Place the muffin pan in the oven and bake for 20 minutes or until a toothpick comes out clean.
Remove cupcakes to a wire rack, and cool completely before frosting.
While the cupcakes are baking, make the frosting and filling.
Make The Frosting
Cream the softened butter and cream cheese in the mixing bowl until light and fluffy.
Add the vanilla and cinnamon and mix well.
Add the powdered sugar a little at a time until all the powdered sugar has been mixed into the cream cheese mixture.
If the frosting appears too thick, add a little milk, a teaspoon at a time, until the desired consistency is reached.
If you need to thicken the frosting, add a spoonful of powdered sugar until the frosting is the desired thickness.
Make The Filling
Measure out ⅓ cup of the cream cheese frosting into a small bowl. Add the drained crushed pineapple, and stir.
Place the frosting and filling in the refrigerator for about 10 minutes.

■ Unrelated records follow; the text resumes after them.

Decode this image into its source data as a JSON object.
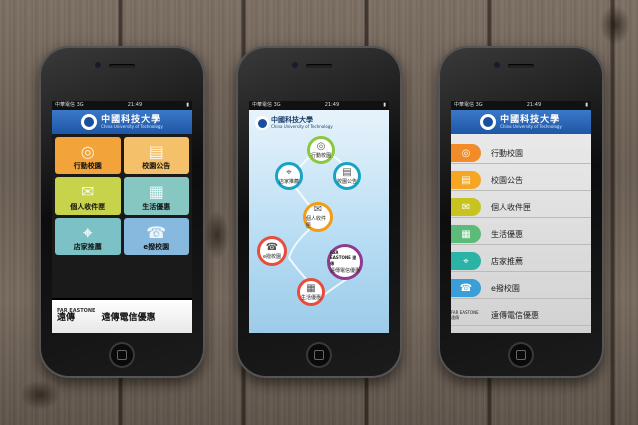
{
  "status": {
    "carrier": "中華電信 3G",
    "time": "21:49"
  },
  "university": {
    "name_cn": "中國科技大學",
    "name_en": "China University of Technology"
  },
  "phone1": {
    "tiles": [
      {
        "label": "行動校園",
        "icon": "globe-icon",
        "color": "#f2a33a"
      },
      {
        "label": "校園公告",
        "icon": "document-icon",
        "color": "#f4c06a"
      },
      {
        "label": "個人收件匣",
        "icon": "envelope-icon",
        "color": "#c7d34b"
      },
      {
        "label": "生活優惠",
        "icon": "shop-icon",
        "color": "#86c7c2"
      },
      {
        "label": "店家推薦",
        "icon": "location-icon",
        "color": "#7bc1c5"
      },
      {
        "label": "e撥校園",
        "icon": "phone-icon",
        "color": "#86b9dd"
      }
    ],
    "promo": {
      "brand_top": "FAR EASTONE",
      "brand_cn": "遠傳",
      "label": "遠傳電信優惠"
    }
  },
  "phone2": {
    "bubbles": [
      {
        "label": "行動校園",
        "icon": "globe-icon",
        "ring": "#8dc63f"
      },
      {
        "label": "校園公告",
        "icon": "document-icon",
        "ring": "#16a3c4"
      },
      {
        "label": "店家推薦",
        "icon": "location-icon",
        "ring": "#16a3c4"
      },
      {
        "label": "個人收件匣",
        "icon": "envelope-icon",
        "ring": "#f39c12"
      },
      {
        "label": "e撥校園",
        "icon": "phone-icon",
        "ring": "#e74c3c"
      },
      {
        "label": "遠傳電信優惠",
        "icon": "brand-icon",
        "ring": "#8e3b8f",
        "brand": "FAR EASTONE 遠傳"
      },
      {
        "label": "生活優惠",
        "icon": "shop-icon",
        "ring": "#e74c3c"
      }
    ]
  },
  "phone3": {
    "rows": [
      {
        "label": "行動校園",
        "icon": "globe-icon",
        "color": "#f28c28"
      },
      {
        "label": "校園公告",
        "icon": "document-icon",
        "color": "#f5a623"
      },
      {
        "label": "個人收件匣",
        "icon": "envelope-icon",
        "color": "#c8c31f"
      },
      {
        "label": "生活優惠",
        "icon": "shop-icon",
        "color": "#5dbb7a"
      },
      {
        "label": "店家推薦",
        "icon": "location-icon",
        "color": "#2bb3a6"
      },
      {
        "label": "e撥校園",
        "icon": "phone-icon",
        "color": "#3a9fd8"
      },
      {
        "label": "遠傳電信優惠",
        "icon": "brand-icon",
        "color": "#888888",
        "brand": "FAR EASTONE 遠傳"
      }
    ]
  }
}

Remove the filling, and place it in a pastry bag or in a Ziploc bag to pipe the filling into the cupcakes.
When the cupcakes have cooled completely, take the corner and remove the top center of the cupcake. Lay the removed piece of cupcake beside each cupcake.
Pipe a dollop of the filling into the center of each cupcake, and once the cupcakes have been filled, replace the center piece back into the cupcake, and press down slightly.
When all cupcakes have been filled, place the cream cheese frosting in a pastry bag, or large Ziploc bag, and swirl the cream cheese frosting onto the cupcakes in a pretty swirl, covering the cored-out piece.
Once all cupcakes have been frosted, place them in a cupcake container in a single layer, cover them, and place them in the refrigerator. Cupcakes may be kept in the refrigerator for up to 4 days.
NOTE: These can be made ahead, and removed from the refrigerator just before serving or placed on a buffet table just before guests arrive.